Released on the heels of three masterpieces in 1964—The 400 Blows, Shoot The Piano Player, and Jules And Jim—The Soft Skin has long been an also-ran in François Truffaut’s early filmography. Barely distributed in the U.S., it received a scathing review from The New York Times’ Bosley Crowther (“crude and hackneyed”) and largely receded from the discussion in favor of those earlier features. Time has been kind to it, however, and while it’s easy to see why those seeking the ebullience of Truffaut’s first movies would be thrown off by The Soft Skin’s slow-burning intensity, it’s also easier to see it as the work of a director operating at the height of his powers, and figuring out where he wanted to take his career after that first flash of inspiration.
Co-written with Jean-Louis Richard, The Soft Skin is driven by the simplest of plots. Pierre Lachenay (Jean Desailly) is a middle-aged writer, editor, and all-around public intellectual whose speeches draw audiences wherever he goes, whether he’s talking about Stendhal, Balzac, or André Gide. Living in a book-lined Paris flat—filmed in the home Truffaut then shared with this wife—with his beautiful wife Franca (Nelly Benedetti) and daughter, he seems to have all the ingredients of a happy life. And nothing in the film’s early scenes suggest he’s the least bit unhappy. Nonetheless, he falls into an affair with Nicole (Françoise Dorléac), a stewardess who catches his eye on a trip to Lisbon. As their affair intensifies, Pierre finds it increasingly difficult to keep his old life together without revealing his secret.

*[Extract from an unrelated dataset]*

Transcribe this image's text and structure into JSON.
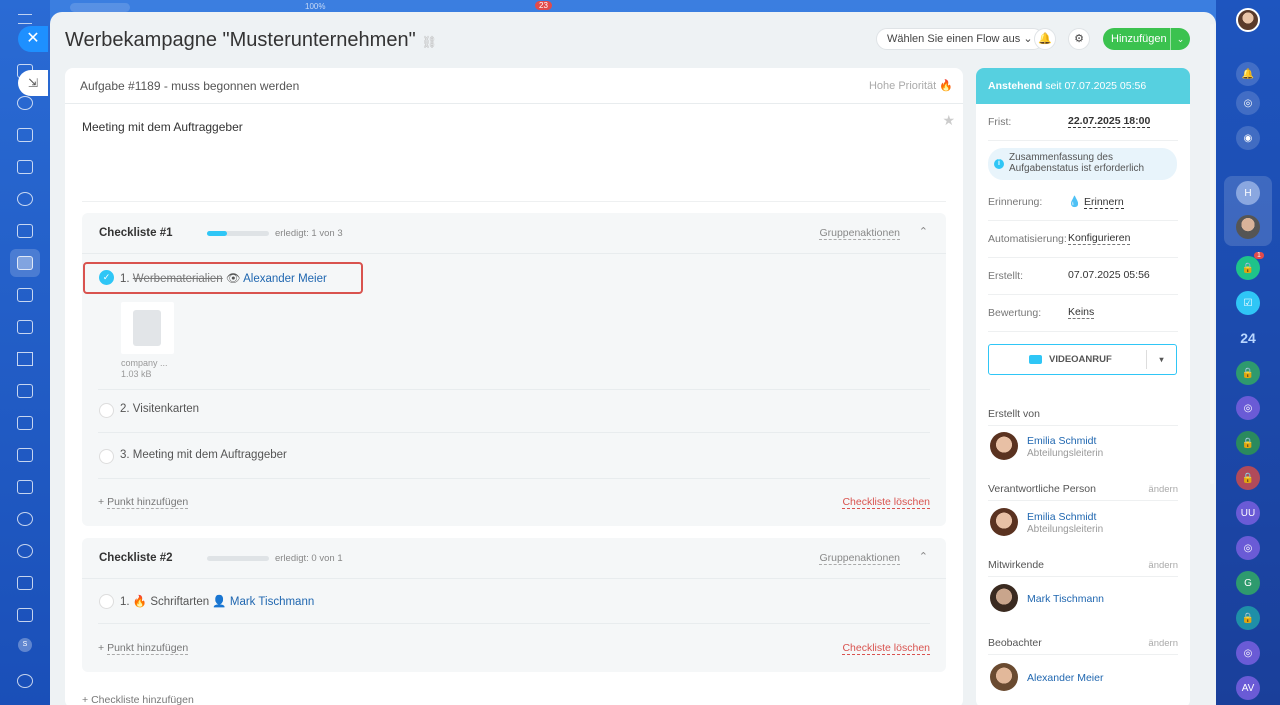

Truffaut had another project in the works at the same time as The Soft Skin: the mammoth, career-spanning interview with Alfred Hitchcock that became the landmark 1967 book Hitchcock/Truffaut. Long a Hitchcock champion, Truffaut wears the influence proudly in The Soft Skin. Though it only turns into something resembling a thriller, and then only vaguely, in its final moments, the film is tense from its opening scene. Stopping by home, already late for a flight, Pierre watches as the crosswalk counts down, and Truffaut—through a combination of composition, timing, stark photography from Raoul Coutard, and a Bernard Herrmann-inspired score by frequent collaborate Georges Delerue—invests the image with a sense of peril. That continues as Pierre, accompanied by his daughter and driven by a friend, races to the airport to make his flight on time. Even though Franca has assured him he’ll be able to catch another flight, Truffaut makes viewers feel his tension, and films the sequence as if the fate of the world hangs in the balance, when really it’s just hastening him to the chance meeting that will seal his fate.
That’s hardly The Soft Skin’s only moment of understated bravura filmmaking; the tone changes as the affair runs its course. Pierre becomes enchanted by Nicole’s vivaciousness, but as managing their rendezvouses becomes a chore, and concealing them even more so, Nicole retreats. Alone at last in a rustic motel, she either falls asleep or feigns it as Pierre comes onto her. He strokes her body even as she becomes less present to him, and Truffaut films the moment with an appropriate mix of sensuality and necrophilia.
It’s hardly the only moment of uneasy contrast in the film. The Soft Skin extends a certain amount of sympathy to all three corners of its love triangle, even Pierre, who seems confounded at being in the grips of an emotion he’s never felt before. (Perhaps tellingly, Truffaut’s own marriage soon broke up, in part due to an affair with Dorléac.) All the while, the film around the characters keeps speaking the cinematic language of suspense and tension, suggesting that there’s no happy ending awaiting them, no matter how much they talk and try to understand each other. Some types of love are destined to end in tears—or worse.
Special features
This new Criterion edition uses the Hitchcock influences as a (welcome) excuse to explore Truffaut’s relationship with the director. Features include the 30-minute 1999 documentary “Monsieur Truffaut Meets Mr. Hitchcock,” which details Truffaut’s admiration for Hitchcock, the recording of their marathon interview, and how that relationship played out later in their careers. Even better, though shorter, is a Kent Jones video essay using Hitchcock and Truffaut as a case study to consider what influence means. Also included: a 1965 interview with Truffaut, and a strong French-with-subtitles audio commentary that takes the form of a discussion between Richard—who’s occasionally distracted by watching the film—and Truffaut scholar Serge Toubiana.